Thursday, February 22, 2024

The Front Row with JASON ELLIOTT June 9, 2010

| June 9, 2010 9:00 PM

May the best teams get the right calls

Like them or not, any referee's job is not an easy one.

Considering the past week in the sports world, with missed calls in the NBA finals and Major League Baseball, that target on their back isn't going away anytime soon.

LAST WEDNESDAY night, a missed call in the top of the ninth inning cost Detroit pitcher Armando Galarraga a perfect game against the Cleveland Indians.

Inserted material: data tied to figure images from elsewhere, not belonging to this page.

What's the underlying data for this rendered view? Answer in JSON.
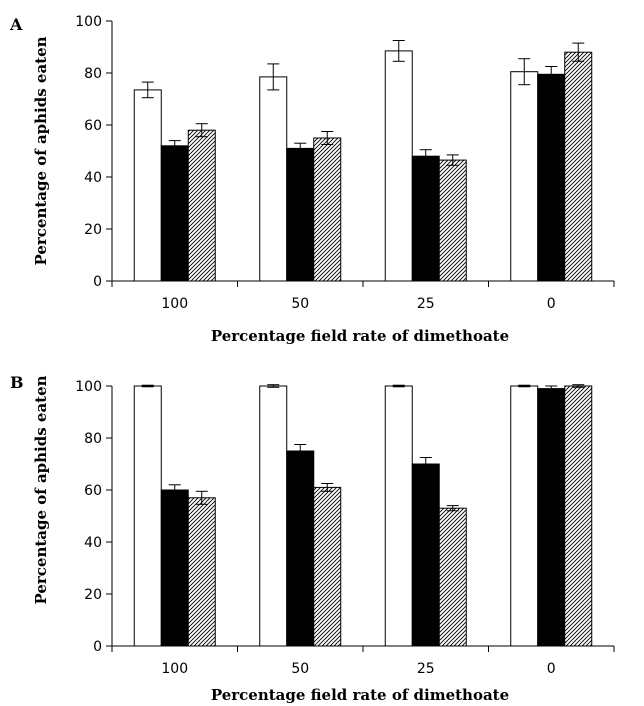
{
  "chart_data": [
    {
      "type": "bar",
      "panel_label": "A",
      "title": "",
      "xlabel": "Percentage field rate of dimethoate",
      "ylabel": "Percentage of aphids eaten",
      "categories": [
        "100",
        "50",
        "25",
        "0"
      ],
      "ylim": [
        0,
        100
      ],
      "yticks": [
        "0",
        "20",
        "40",
        "60",
        "80",
        "100"
      ],
      "grid": false,
      "legend": "none",
      "series": [
        {
          "fill": "white",
          "values": [
            73.5,
            78.5,
            88.5,
            80.5
          ],
          "errors": [
            3,
            5,
            4,
            5
          ]
        },
        {
          "fill": "black",
          "values": [
            52,
            51,
            48,
            79.5
          ],
          "errors": [
            2,
            2,
            2.5,
            3
          ]
        },
        {
          "fill": "hatched",
          "values": [
            58,
            55,
            46.5,
            88
          ],
          "errors": [
            2.5,
            2.5,
            2,
            3.5
          ]
        }
      ]
    },
    {
      "type": "bar",
      "panel_label": "B",
      "title": "",
      "xlabel": "Percentage field rate of dimethoate",
      "ylabel": "Percentage of aphids eaten",
      "categories": [
        "100",
        "50",
        "25",
        "0"
      ],
      "ylim": [
        0,
        100
      ],
      "yticks": [
        "0",
        "20",
        "40",
        "60",
        "80",
        "100"
      ],
      "grid": false,
      "legend": "none",
      "series": [
        {
          "fill": "white",
          "values": [
            100,
            100,
            100,
            100
          ],
          "errors": [
            0.3,
            0.5,
            0.3,
            0.3
          ]
        },
        {
          "fill": "black",
          "values": [
            60,
            75,
            70,
            99
          ],
          "errors": [
            2,
            2.5,
            2.5,
            1
          ]
        },
        {
          "fill": "hatched",
          "values": [
            57,
            61,
            53,
            100
          ],
          "errors": [
            2.5,
            1.5,
            1,
            0.5
          ]
        }
      ]
    }
  ]
}
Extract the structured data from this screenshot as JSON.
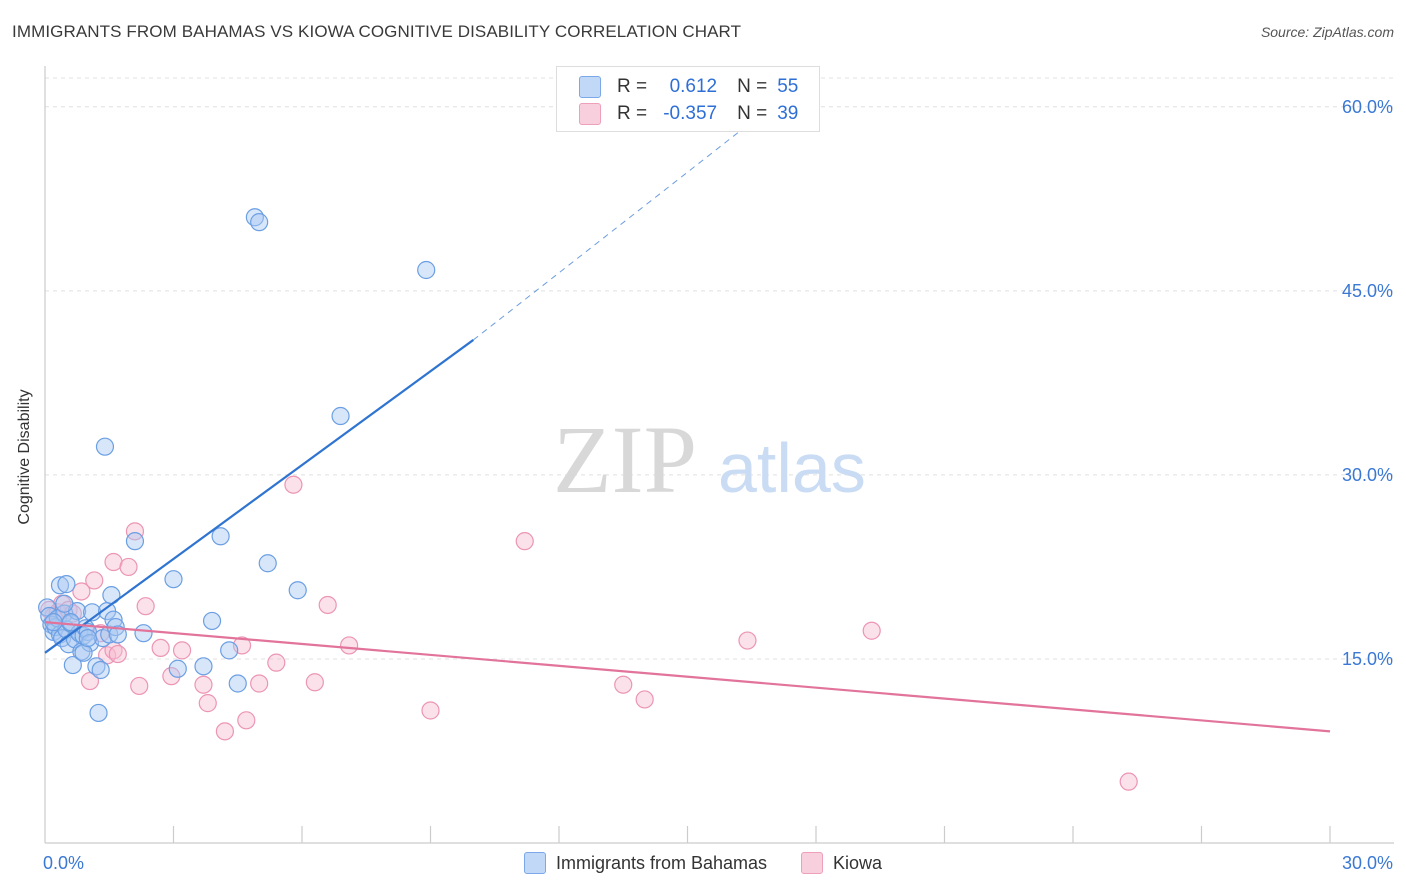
{
  "title": "IMMIGRANTS FROM BAHAMAS VS KIOWA COGNITIVE DISABILITY CORRELATION CHART",
  "source": "Source: ZipAtlas.com",
  "watermark": {
    "zip": "ZIP",
    "atlas": "atlas"
  },
  "legend": {
    "series1": "Immigrants from Bahamas",
    "series2": "Kiowa"
  },
  "stats": {
    "r_label": "R =",
    "n_label": "N =",
    "series1": {
      "r": "0.612",
      "n": "55"
    },
    "series2": {
      "r": "-0.357",
      "n": "39"
    }
  },
  "colors": {
    "blue_fill": "#a9c8f2",
    "blue_stroke": "#6b9fe3",
    "blue_line": "#2f74d0",
    "pink_fill": "#f6bdd0",
    "pink_stroke": "#ec95b5",
    "pink_line": "#e2739b",
    "tick_text": "#3a78d4",
    "grid": "#e0e0e0"
  },
  "chart_data": {
    "type": "scatter",
    "title": "IMMIGRANTS FROM BAHAMAS VS KIOWA COGNITIVE DISABILITY CORRELATION CHART",
    "xlabel": "",
    "ylabel": "Cognitive Disability",
    "xlim": [
      0,
      30
    ],
    "ylim": [
      0,
      63
    ],
    "x_tick_labels": [
      {
        "value": 0,
        "label": "0.0%"
      },
      {
        "value": 30,
        "label": "30.0%"
      }
    ],
    "y_tick_labels": [
      {
        "value": 15,
        "label": "15.0%"
      },
      {
        "value": 30,
        "label": "30.0%"
      },
      {
        "value": 45,
        "label": "45.0%"
      },
      {
        "value": 60,
        "label": "60.0%"
      }
    ],
    "x_minor_ticks": [
      3,
      6,
      9,
      12,
      15,
      18,
      21,
      24,
      27,
      30
    ],
    "series": [
      {
        "name": "Immigrants from Bahamas",
        "color": "blue",
        "r": 0.612,
        "n": 55,
        "trend": {
          "x0": 0,
          "y0": 15.5,
          "x1": 10,
          "y1": 41.0,
          "dash_to_x": 16.4,
          "dash_to_y": 58.5
        },
        "points": [
          [
            0.05,
            19.2
          ],
          [
            0.1,
            18.5
          ],
          [
            0.15,
            17.8
          ],
          [
            0.2,
            17.2
          ],
          [
            0.25,
            17.6
          ],
          [
            0.3,
            18.3
          ],
          [
            0.35,
            17.0
          ],
          [
            0.4,
            16.7
          ],
          [
            0.45,
            18.7
          ],
          [
            0.5,
            17.4
          ],
          [
            0.55,
            16.2
          ],
          [
            0.6,
            17.9
          ],
          [
            0.7,
            16.6
          ],
          [
            0.75,
            18.9
          ],
          [
            0.8,
            17.1
          ],
          [
            0.85,
            15.6
          ],
          [
            0.9,
            16.9
          ],
          [
            0.95,
            17.5
          ],
          [
            1.0,
            17.2
          ],
          [
            1.05,
            16.3
          ],
          [
            1.1,
            18.8
          ],
          [
            0.35,
            21.0
          ],
          [
            0.5,
            21.1
          ],
          [
            0.65,
            14.5
          ],
          [
            1.2,
            14.4
          ],
          [
            1.3,
            14.1
          ],
          [
            1.25,
            10.6
          ],
          [
            1.35,
            16.7
          ],
          [
            1.45,
            18.9
          ],
          [
            1.5,
            17.0
          ],
          [
            1.55,
            20.2
          ],
          [
            1.6,
            18.2
          ],
          [
            1.65,
            17.6
          ],
          [
            1.7,
            17.0
          ],
          [
            1.4,
            32.3
          ],
          [
            2.1,
            24.6
          ],
          [
            2.3,
            17.1
          ],
          [
            3.0,
            21.5
          ],
          [
            3.1,
            14.2
          ],
          [
            3.7,
            14.4
          ],
          [
            3.9,
            18.1
          ],
          [
            4.1,
            25.0
          ],
          [
            4.3,
            15.7
          ],
          [
            4.5,
            13.0
          ],
          [
            4.9,
            51.0
          ],
          [
            5.0,
            50.6
          ],
          [
            5.2,
            22.8
          ],
          [
            5.9,
            20.6
          ],
          [
            6.9,
            34.8
          ],
          [
            8.9,
            46.7
          ],
          [
            0.9,
            15.5
          ],
          [
            1.0,
            16.7
          ],
          [
            0.6,
            18.0
          ],
          [
            0.45,
            19.5
          ],
          [
            0.2,
            18.0
          ]
        ]
      },
      {
        "name": "Kiowa",
        "color": "pink",
        "r": -0.357,
        "n": 39,
        "trend": {
          "x0": 0,
          "y0": 18.0,
          "x1": 30,
          "y1": 9.1
        },
        "points": [
          [
            0.1,
            19.0
          ],
          [
            0.2,
            18.5
          ],
          [
            0.3,
            18.8
          ],
          [
            0.4,
            19.5
          ],
          [
            0.55,
            19.0
          ],
          [
            0.65,
            18.7
          ],
          [
            0.85,
            20.5
          ],
          [
            1.05,
            13.2
          ],
          [
            1.15,
            21.4
          ],
          [
            1.3,
            17.1
          ],
          [
            1.45,
            15.3
          ],
          [
            1.6,
            15.7
          ],
          [
            1.7,
            15.4
          ],
          [
            1.6,
            22.9
          ],
          [
            1.95,
            22.5
          ],
          [
            2.1,
            25.4
          ],
          [
            2.2,
            12.8
          ],
          [
            2.35,
            19.3
          ],
          [
            2.7,
            15.9
          ],
          [
            2.95,
            13.6
          ],
          [
            3.2,
            15.7
          ],
          [
            3.7,
            12.9
          ],
          [
            3.8,
            11.4
          ],
          [
            4.2,
            9.1
          ],
          [
            4.6,
            16.1
          ],
          [
            4.7,
            10.0
          ],
          [
            5.0,
            13.0
          ],
          [
            5.4,
            14.7
          ],
          [
            5.8,
            29.2
          ],
          [
            6.3,
            13.1
          ],
          [
            6.6,
            19.4
          ],
          [
            7.1,
            16.1
          ],
          [
            9.0,
            10.8
          ],
          [
            11.2,
            24.6
          ],
          [
            13.5,
            12.9
          ],
          [
            14.0,
            11.7
          ],
          [
            16.4,
            16.5
          ],
          [
            19.3,
            17.3
          ],
          [
            25.3,
            5.0
          ]
        ]
      }
    ]
  }
}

Cleveland shortstop Jason Donald hit a routine grounder to Detroit first baseman Miguel Cabrera with two out in the ninth inning. As Galarraga went to cover first base, the throw was apparently too late, and the hitter was awarded first base. First base umpire Jim Joyce had the same angle he'd called a number of outs that night, but this time was different.

This time, he missed it.

It was the first and only runner to reach base that night for Cleveland, as Galarraga finished the game with a one-hit shutout.

After the game, Joyce returned to the umpire's room, looked over the video and noticed he missed the call, costing Galarraga the first perfect game in his career.

Later that night, Joyce admitted he was wrong, apologized and moved on to the next game, shaking Galarraga's hand before the start of the next game.

Kudos to Joyce.

You don't see an umpire admit to messing up the way he did.

FOR REFEREES in boxing, it can be just as hard to make a decision on the conclusion of a match.

During the bout between Anthony Greenidge and Shawn Hawk last week at the Coeur d'Alene Casino, an accidental headbutt ended up costing Greenidge, who was mounting a furious comeback in the seventh of the scheduled 10-round bout. Greenidge, who opened a cut by accident, had his corner fighting for him that Hawk was opened by a punch, not the other way around.

None of that mattered as they went to the scorecards after the round, with Hawk getting the win.

Could the match have continued? Most likely. Those fans booing probably felt the same.

BUT TO think just anyone could step into their shoes isn't totally accurate.

Officials are trained to make split-second decisions, whether good or bad.

Outside of a couple bad calls once in a while, they get them right 95 percent of the time.

But, the best games you see are the ones when you don't know the umpires/referees are there.

As the NBA finals and Stanley Cup finals continue to get closer, expect a lot more questionable calls.

However things conclude, all I hope is the best team wins.

And officials have nothing to do with the outcome.